According to the researchers, "It is easy to create such job task repositories. Threat actors simply need to take a legitimate bare-bone project and fix it up with a malicious dependency and it is ready to be served to targets."

The Technical Details

The malicious packages are hosted on legitimate repositories like npm and PyPi to avoid suspicion. The campaign initially used packages with "graph" in their names, mimicking popular libraries like graphlib. However, starting in December 2025, the attackers shifted to packages with "big" in their names.

One notable example was a package called 'bigmathutils' that had 10,000 downloads. This package remained benign until version 1.1.0, which introduced malicious payloads. Shortly after, the threat actor removed the package and marked it as deprecated, likely to cover their tracks.

The Malware Payload

When developers run the coding challenge as instructed, they unknowingly install a remote access trojan (RAT) on their systems. This RAT has several dangerous capabilities:

• Lists running processes on the infected host
• Executes arbitrary commands from the command-and-control (C2) server
• Exfiltrates files or drops additional payloads
• Checks for the MetaMask cryptocurrency extension in the victim's browser

The RAT's C2 communication is token-protected to prevent unauthorized access, a common tactic used by North Korean hacking groups.

Attribution to Lazarus Group

Researchers attribute this campaign to the Lazarus Group with medium-to-high confidence based on several factors:

• The use of coding tests as an infection vector
• Cryptocurrency-focused targeting
• Delayed activation of malicious code in packages
• Git commits showing GMT +9 time zone (matching North Korea)

The attackers have created multiple RAT variants written in JavaScript, Python, and VBS, demonstrating their intention to target a wide range of developers.

Developer Protection Measures

Developers who may have interacted with these fake job postings should take immediate action:

1. Rotate all tokens and account passwords
2. Reinstall their operating system
3. Review any recent coding challenge projects for suspicious dependencies
4. Be extremely cautious when downloading packages from npm and PyPi, even if they appear legitimate

The complete indicators of compromise (IoCs) are available in the original ReversingLabs report.

The Broader Context

This attack represents a significant evolution in social engineering tactics. Rather than relying on traditional phishing emails or malicious attachments, the attackers are exploiting the trust inherent in professional networking and recruitment processes.

The campaign's modularity allows the threat actors to quickly resume operations if partially compromised, making it particularly resilient. By using legitimate platforms for hosting malicious dependencies, they've created a supply chain attack that's difficult to detect through traditional security measures.

This approach aligns with North Korea's broader strategy of using cyber operations to generate revenue through cryptocurrency theft, particularly as international sanctions continue to impact the country's economy.

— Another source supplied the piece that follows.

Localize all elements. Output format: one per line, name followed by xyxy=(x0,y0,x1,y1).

Similar Attacks in the Wild

This isn't the first time North Korean hackers have targeted the cryptocurrency sector. Recent reports have documented:

• North Korean hackers using new macOS malware in crypto-theft attacks
• Konni hackers targeting blockchain engineers with AI-built malware
• Abuse of platforms like Hugging Face to spread Android malware variants

These campaigns demonstrate the persistent and evolving nature of state-sponsored cyber threats, particularly those focused on cryptocurrency theft and intellectual property acquisition.

The Graphalgo campaign serves as a stark reminder that even seemingly legitimate professional opportunities can be weaponized by sophisticated threat actors. Developers and organizations must remain vigilant and implement robust security practices when engaging with external code and dependencies.